Following Lux will be the even more powerful Discovery supercomputer, which is slated to arrive at ORNL in 2028 and become fully operational in 2029. Discovery is designed to be the DOE’s next flagship system, building on the breakthroughs of its predecessor, Frontier, which was the world’s first computer to officially break the exascale barrier (a quintillion calculations per second). The system will be based on HPE’s next-generation Cray Supercomputing GX5000 architecture. Its mission is to extend U.S. leadership in both HPC and AI by converging the two fields with quantum computing systems.

Next-Generation Technology

Discovery’s architecture will be powered by next-generation AMD components, including EPYC processors codenamed “Venice” and the advanced AMD Instinct MI430 series accelerators. The MI430 series is specifically engineered to merge the capabilities of traditional HPC processors with the features required to run sophisticated AI applications. This hybrid capability is critical for modern scientific research, where massive simulations are increasingly intertwined with data-driven AI models. The machine will be built to deliver significant improvements in performance and energy efficiency over current systems, enabling new scales of scientific inquiry.

Accelerating Scientific Breakthroughs

The primary mission for both Lux and Discovery is to solve some of the world’s most complex scientific challenges. In the field of fusion energy, the computers will be used to model the highly unstable plasmas needed to replicate the process that powers the sun.

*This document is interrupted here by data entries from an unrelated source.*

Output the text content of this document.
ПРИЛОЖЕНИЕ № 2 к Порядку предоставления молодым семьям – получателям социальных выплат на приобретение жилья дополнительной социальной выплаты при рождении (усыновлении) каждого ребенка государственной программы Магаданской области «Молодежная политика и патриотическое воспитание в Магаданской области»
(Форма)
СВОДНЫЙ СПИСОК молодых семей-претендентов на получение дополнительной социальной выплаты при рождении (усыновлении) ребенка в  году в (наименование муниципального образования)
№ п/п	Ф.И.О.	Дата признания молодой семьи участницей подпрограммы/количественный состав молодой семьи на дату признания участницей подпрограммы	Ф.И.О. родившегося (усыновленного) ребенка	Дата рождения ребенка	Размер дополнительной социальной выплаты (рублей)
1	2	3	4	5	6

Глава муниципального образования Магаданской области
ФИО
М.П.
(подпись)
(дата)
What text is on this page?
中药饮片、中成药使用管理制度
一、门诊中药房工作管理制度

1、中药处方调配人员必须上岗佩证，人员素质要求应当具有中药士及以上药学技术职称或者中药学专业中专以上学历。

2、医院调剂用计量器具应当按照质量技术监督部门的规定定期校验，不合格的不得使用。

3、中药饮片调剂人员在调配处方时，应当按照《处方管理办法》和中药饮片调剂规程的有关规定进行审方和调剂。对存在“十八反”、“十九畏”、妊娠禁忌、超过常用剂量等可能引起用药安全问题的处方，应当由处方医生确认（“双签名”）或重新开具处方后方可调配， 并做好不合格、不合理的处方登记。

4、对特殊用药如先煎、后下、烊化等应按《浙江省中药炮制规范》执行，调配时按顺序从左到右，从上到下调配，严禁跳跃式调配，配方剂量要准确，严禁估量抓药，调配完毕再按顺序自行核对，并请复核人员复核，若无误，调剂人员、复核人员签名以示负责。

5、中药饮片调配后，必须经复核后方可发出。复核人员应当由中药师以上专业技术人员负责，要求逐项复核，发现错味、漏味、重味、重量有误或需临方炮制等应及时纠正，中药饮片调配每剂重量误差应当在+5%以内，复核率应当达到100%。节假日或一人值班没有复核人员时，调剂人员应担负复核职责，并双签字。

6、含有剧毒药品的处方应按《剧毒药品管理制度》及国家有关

Secretary Wright noted the immense difficulty of recreating a star’s core on Earth but expressed optimism that the computational speed of these AI systems could lead to “practical pathways to harness fusion energy in the next two or three years,” a timeline significantly more ambitious than many current estimates.

Beyond energy, the systems will be instrumental in national security, where they will help manage the U.S. nuclear arsenal and advance defense technologies. In medicine and biology, the computers will accelerate drug discovery and help scientists understand the genetic underpinnings of diseases. By enabling researchers to model complex systems with unprecedented fidelity, Lux and Discovery are poised to drive fundamental breakthroughs across a wide spectrum of science and technology.